In an email to NNSL Media on June 30, Premier Caroline Cochrane stated the GNWT takes the concerns of the business community seriously and was working with the Office of the Chief Public Health Officer and stakeholders to address them.
The government, led by the Department of Industry, Tourism and Investment, is planning a meeting with the Business Advisory Council, the chief public health officer and Cabinet to discuss their concerns and better understand the GNWT’s planned health measures and possibilities for restarting the NWT economy.
Cochrane acknowledged that Covid-related disruptions of GNWT operations have delayed projects and business reopenings and stated the government is working on finding solutions.

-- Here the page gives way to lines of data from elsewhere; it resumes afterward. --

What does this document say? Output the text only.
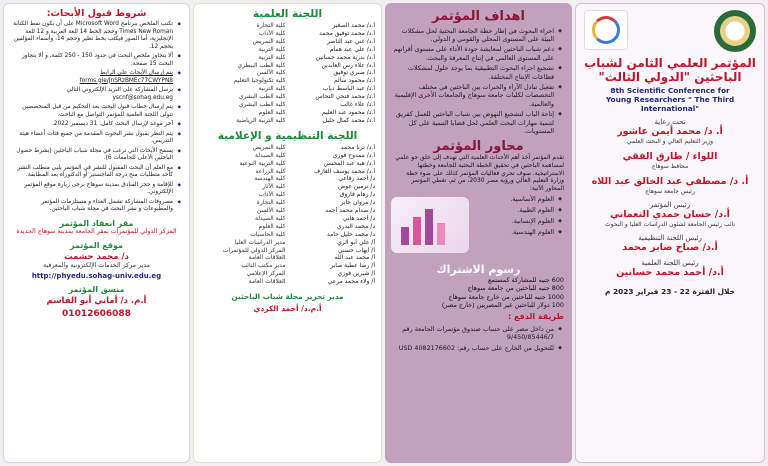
المؤتمر العلمي الثامن لشباب الباحثين "الدولي الثالث"
8th Scientific Conference for
Young Researchers " The Third
International"
تحت رعاية
أ. د/ محمد أيمن عاشور
وزير التعليم العالي و البحث العلمي
اللواء / طارق الفقي
محافظ سوهاج
أ. د/ مصطفي عبد الخالق عبد اللاه
رئيس جامعة سوهاج
رئيس المؤتمر
أ.د/ حسان حمدي النعماني
نائب رئيس الجامعة لشئون الدراسات العليا و البحوث
رئيس اللجنة التنظيمية
أ.د/ صباح صابر محمد
رئيس اللجنة العلمية
أ.د/ أحمد محمد حسانين
خلال الفترة 22 - 23 فبراير 2023 م
اهداف المؤتمر
◆ اجراء البحوث في إطار خطة الجامعة البحثية لحل مشكلات البيئة على المستوى المحلي والقومي و الدولي.
◆ دعم شباب الباحثين لمعايشة جودة الأداء على مستوى أقرانهم على المستوى العالمي في إنتاج المعرفة والبحث.
◆ تشجيع اجراء البحوث التطبيقية بما يوجد حلول لمشكلات قطاعات الإنتاج المختلفة.
◆ تفعيل تبادل الآراء والخبرات بين الباحثين في مختلف التخصصات لكليات جامعة سوهاج والجامعات الأخرى الإقليمية والعالمية.
◆ إتاحة الباب لتشجيع النهوض بين شباب الباحثين للعمل كفريق لتنمية مهارات البحث العلمي لحل قضايا التنمية على كل المستويات.
محاور المؤتمر
تقدم المؤتمر آخذ أهم الأحداث العلمية التي تهدف إلى خلق جو علمي لمساهمة الباحثين في تحقيق الخطة البحثية للجامعة وخطتها الاستراتيجية. سوف تجري فعاليات المؤتمر كذلك على ضوء خطة وزارة التعليم العالي ورؤية مصر 2030، من ثم، تغطي المؤتمر المحاور الآتية:
◆ العلوم الأساسية.
◆ العلوم الطبية.
◆ العلوم الإنسانية.
◆ العلوم الهندسية.
رسوم الاشتراك
600 جنيه للمشاركة كمستمع
800 جنيه للباحثين من جامعة سوهاج
1000 جنيه للباحثين من خارج جامعة سوهاج
100 دولار للباحثين غير المصريين (خارج مصر)
طريقة الدفع :
◆ من داخل مصر على حساب صندوق مؤتمرات الجامعة رقم 9/450/85446/7
◆ للتحويل من الخارج على حساب رقم: USD 4082176602
اللجنة العلمية
أ.د/ محمد الصغير
كلية التجارة
أ.د/ محمد توفيق محمد
كلية الآداب
أ.د/ غني عبد الناصر
كلية التمريض
أ.د/ علي عبد همام
كلية التربية
أ.د/ بدرية محمد حسانين
كلية التربية
أ.د/ علاء رس العابدين
كلية الطب البيطري
أ.د/ صبري توفيق
كلية الألسن
أ.د/ محمود سالم
كلية تكنولوجيا التعليم
أ.د/ عبد الباسط دياب
كلية التربية
أ.د/ محمد فتحي التحاس
كلية الطب البشري
أ.د/ علاء غالب
كلية الطب البشري
أ.د/ محمود عبد العليم
كلية العلوم
أ.د/ محمد كمال جليل
كلية التربية الرياضية
اللجنة التنظيمية و الإعلامية
أ.د/ نرنا محمد
كلية التمريض
أ.د/ ممدوح فوزي
كلية الصيدلة
أ.د/ هبة عبد المحسن
كلية التربية النوعية
أ.د/ محمد يوسف الغارف
كلية الزراعة
د/ أحمد رفاعي
كلية الهندسة
د/ نرمين عوض
كلية الآثار
د/ رهام فاروق
كلية الآداب
د/ مروان جابر
كلية التجارة
د/ صدام محمد أحمد
كلية الألسن
د/ أحمد هاني
كلية الصيدلة
د/ محمد البدري
كلية العلوم
د/ محمد خليل حامد
كلية الحاسبات
أ/ علي أبو الري
مدير الدراسات العليا
أ/ ايهاب حسني
المركز الدولي للمؤتمرات
أ/ محمد عبد الله
العلاقات العامة
أ/ رضا عطية صابر
مدير مكتب النائب
أ/ شيرين فوزي
المركز الإعلامي
أ/ ولاء محمد مرعي
العلاقات العامة
مدير تحرير مجلة شباب الباحثين
أ.م.د/ أحمد الكردي
شروط قبول الأبحاث:
◆ تكتب الملخص ببرنامج Microsoft Word على أن يكون نمط الكتابة Times New Roman وحجم الخط 14 للغة العربية و 12 للغة الإنجليزية، أما الصور فيكتب بخط نظير وحجم 14، وأسماء المؤلفين بحجم 12.
◆ ألا يتجاوز ملخص البحث في حدود 150 - 250 كلمة، و ألا يتجاوز البحث 15 صفحة.
◆ يتم إرسال الأبحاث على الرابط forms.gle/JnSRzBMEc77CWYPN8
◆ يرسل المشاركة على البريد الإلكتروني التالي yscnf@sohag.edu.eg
◆ يتم إرسال خطاب قبول البحث بعد التحكيم من قبل المتخصصين تتولى اللجنة العلمية للمؤتمر التواصل مع الباحث.
◆ آخر موعد لإرسال البحث كامل: 31 ديسمبر 2022.
◆ يتم النظر بقبول نشر البحوث المقدمة من جميع فئات أعضاء هيئة التدريس.
◆ يسمح الأبحاث التي ترغب في مجلة شباب الباحثين (بشرط حصول الباحثين الأعلى للجامعات 6).
◆ مع العلم أن البحث المقبول للنشر في المؤتمر يلبي متطلب النشر كأحد متطلبات منح درجة الماجستير أو الدكتوراة بعد المطابقة.
◆ للإقامة و حجز الفنادق بمدينة سوهاج برجى زيارة موقع المؤتمر الإلكتروني.
◆ مصروفات المشاركة تشمل الغداء و مستلزمات المؤتمر والمطبوعات و نشر البحث في مجلة شباب الباحثين.
مقر انعقاد المؤتمر
المركز الدولي للمؤتمرات بمقر الجامعة بمدينة سوهاج الجديدة
موقع المؤتمر
د/ محمد حشمت
مدير مركز الخدمات الإلكترونية والمعرفية
http://phyedu.sohag-univ.edu.eg
منسق المؤتمر
أ.م. د/ أماني أبو القاسم
01012606088
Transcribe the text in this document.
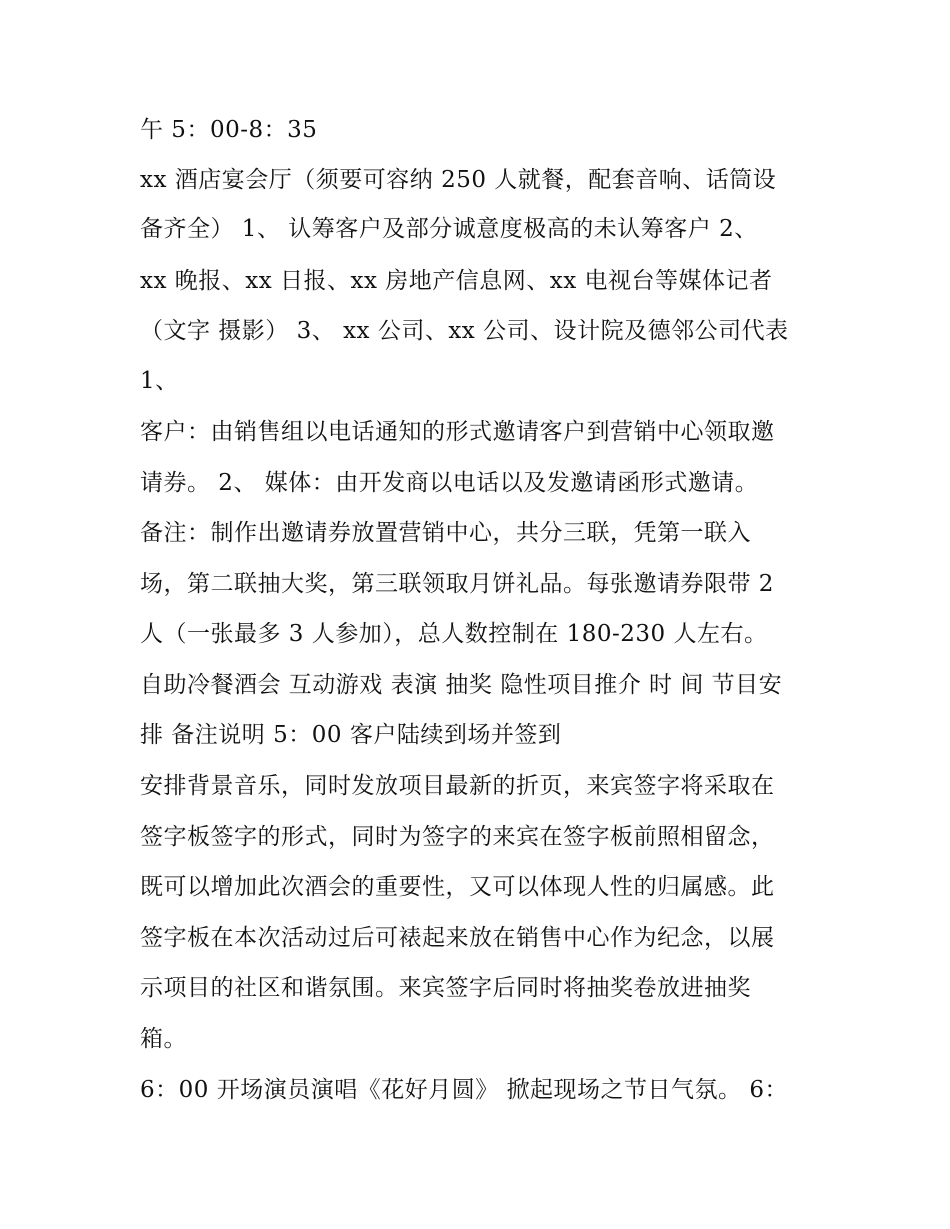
午 5：00-8：35
xx 酒店宴会厅（须要可容纳 250 人就餐，配套音响、话筒设
备齐全） 1、 认筹客户及部分诚意度极高的未认筹客户 2、
xx 晚报、xx 日报、xx 房地产信息网、xx 电视台等媒体记者
（文字 摄影） 3、 xx 公司、xx 公司、设计院及德邻公司代表
1、
客户：由销售组以电话通知的形式邀请客户到营销中心领取邀
请券。 2、 媒体：由开发商以电话以及发邀请函形式邀请。
备注：制作出邀请券放置营销中心，共分三联，凭第一联入
场，第二联抽大奖，第三联领取月饼礼品。每张邀请券限带 2
人（一张最多 3 人参加），总人数控制在 180-230 人左右。
自助冷餐酒会 互动游戏 表演 抽奖 隐性项目推介 时 间 节目安
排 备注说明 5：00 客户陆续到场并签到
安排背景音乐，同时发放项目最新的折页，来宾签字将采取在
签字板签字的形式，同时为签字的来宾在签字板前照相留念，
既可以增加此次酒会的重要性，又可以体现人性的归属感。此
签字板在本次活动过后可裱起来放在销售中心作为纪念，以展
示项目的社区和谐氛围。来宾签字后同时将抽奖卷放进抽奖
箱。
6：00 开场演员演唱《花好月圆》 掀起现场之节日气氛。 6：
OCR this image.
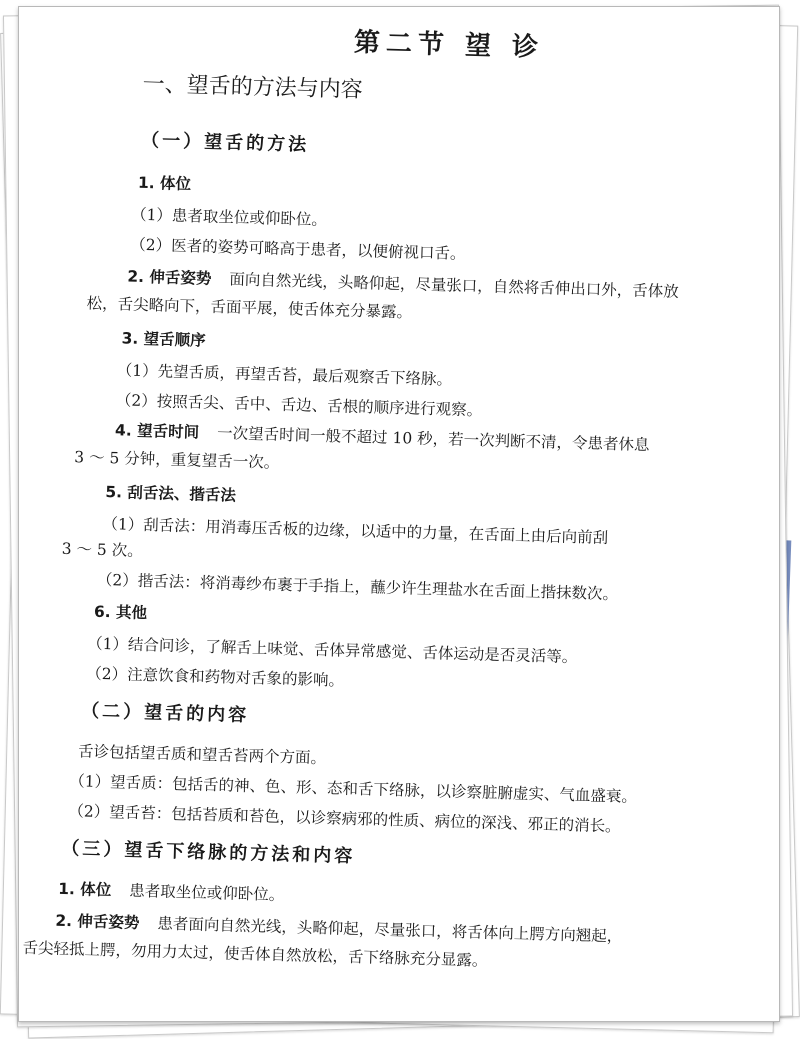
第二节 望 诊
一、望舌的方法与内容
（一）望舌的方法
1. 体位
（1）患者取坐位或仰卧位。
（2）医者的姿势可略高于患者，以便俯视口舌。
2. 伸舌姿势 面向自然光线，头略仰起，尽量张口，自然将舌伸出口外，舌体放
松，舌尖略向下，舌面平展，使舌体充分暴露。
3. 望舌顺序
（1）先望舌质，再望舌苔，最后观察舌下络脉。
（2）按照舌尖、舌中、舌边、舌根的顺序进行观察。
4. 望舌时间 一次望舌时间一般不超过 10 秒，若一次判断不清，令患者休息
3 ～ 5 分钟，重复望舌一次。
5. 刮舌法、揩舌法
（1）刮舌法：用消毒压舌板的边缘，以适中的力量，在舌面上由后向前刮
3 ～ 5 次。
（2）揩舌法：将消毒纱布裹于手指上，蘸少许生理盐水在舌面上揩抹数次。
6. 其他
（1）结合问诊，了解舌上味觉、舌体异常感觉、舌体运动是否灵活等。
（2）注意饮食和药物对舌象的影响。
（二）望舌的内容
舌诊包括望舌质和望舌苔两个方面。
（1）望舌质：包括舌的神、色、形、态和舌下络脉，以诊察脏腑虚实、气血盛衰。
（2）望舌苔：包括苔质和苔色，以诊察病邪的性质、病位的深浅、邪正的消长。
（三）望舌下络脉的方法和内容
1. 体位 患者取坐位或仰卧位。
2. 伸舌姿势 患者面向自然光线，头略仰起，尽量张口，将舌体向上腭方向翘起，
舌尖轻抵上腭，勿用力太过，使舌体自然放松，舌下络脉充分显露。
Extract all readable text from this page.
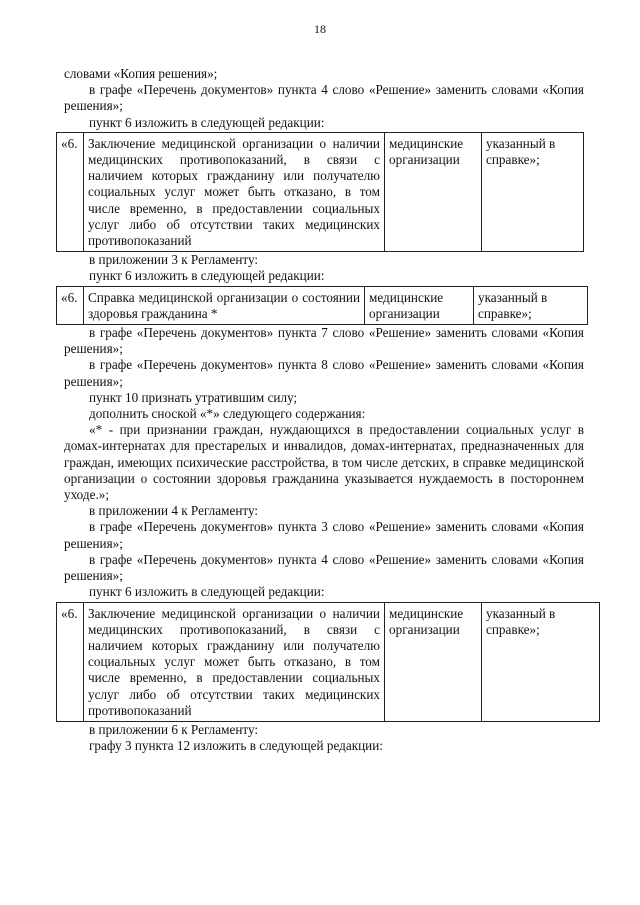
18

словами «Копия решения»;

в графе «Перечень документов» пункта 4 слово «Решение» заменить словами «Копия решения»;

пункт 6 изложить в следующей редакции:

«6.	Заключение медицинской организации о наличии медицинских противопоказаний, в связи с наличием которых гражданину или получателю социальных услуг может быть отказано, в том числе временно, в предоставлении социальных услуг либо об отсутствии таких медицинских противопоказаний	медицинские организации	указанный в справке»;

в приложении 3 к Регламенту:

пункт 6 изложить в следующей редакции:

«6.	Справка медицинской организации о состоянии здоровья гражданина *	медицинские организации	указанный в справке»;

в графе «Перечень документов» пункта 7 слово «Решение» заменить словами «Копия решения»;

в графе «Перечень документов» пункта 8 слово «Решение» заменить словами «Копия решения»;

пункт 10 признать утратившим силу;

дополнить сноской «*» следующего содержания:

«* - при признании граждан, нуждающихся в предоставлении социальных услуг в домах-интернатах для престарелых и инвалидов, домах-интернатах, предназначенных для граждан, имеющих психические расстройства, в том числе детских, в справке медицинской организации о состоянии здоровья гражданина указывается нуждаемость в постороннем уходе.»;

в приложении 4 к Регламенту:

в графе «Перечень документов» пункта 3 слово «Решение» заменить словами «Копия решения»;

в графе «Перечень документов» пункта 4 слово «Решение» заменить словами «Копия решения»;

пункт 6 изложить в следующей редакции:

«6.	Заключение медицинской организации о наличии медицинских противопоказаний, в связи с наличием которых гражданину или получателю социальных услуг может быть отказано, в том числе временно, в предоставлении социальных услуг либо об отсутствии таких медицинских противопоказаний	медицинские организации	указанный в справке»;

в приложении 6 к Регламенту:

графу 3 пункта 12 изложить в следующей редакции:
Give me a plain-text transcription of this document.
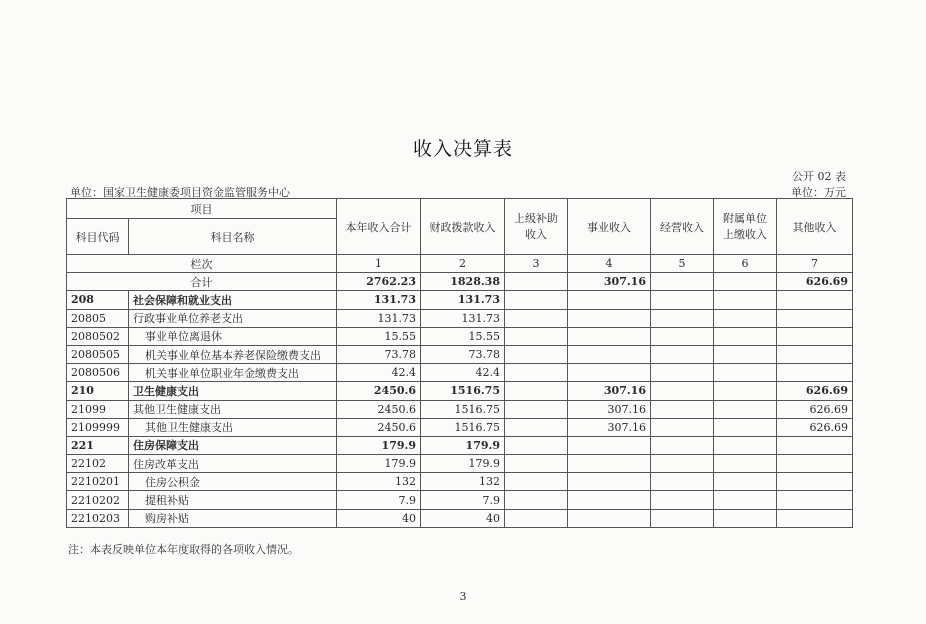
收入决算表
公开 02 表
单位：国家卫生健康委项目资金监管服务中心	单位：万元
项目		本年收入合计	财政拨款收入	上级补助收入	事业收入	经营收入	附属单位上缴收入	其他收入
科目代码	科目名称							
栏次		1	2	3	4	5	6	7
合计		2762.23	1828.38		307.16			626.69
208	社会保障和就业支出	131.73	131.73					
20805	行政事业单位养老支出	131.73	131.73					
2080502	事业单位离退休	15.55	15.55					
2080505	机关事业单位基本养老保险缴费支出	73.78	73.78					
2080506	机关事业单位职业年金缴费支出	42.4	42.4					
210	卫生健康支出	2450.6	1516.75		307.16			626.69
21099	其他卫生健康支出	2450.6	1516.75		307.16			626.69
2109999	其他卫生健康支出	2450.6	1516.75		307.16			626.69
221	住房保障支出	179.9	179.9					
22102	住房改革支出	179.9	179.9					
2210201	住房公积金	132	132					
2210202	提租补贴	7.9	7.9					
2210203	购房补贴	40	40					
注：本表反映单位本年度取得的各项收入情况。
3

Responding to the request that the pandemic’s cost to the territorial economy be revealed, the premier stated that a survey of NWT business owners has been conducted and its results would be released shortly.
However, travel restrictions are a necessary measure to protect public health as new cases of Covid-19 were still occurring daily in southern Canada, the premier said. Cochrane stated the government will continue reviewing the need for restrictions, but those measures would remain in place “so long as they are needed to keep our people and communities safe.”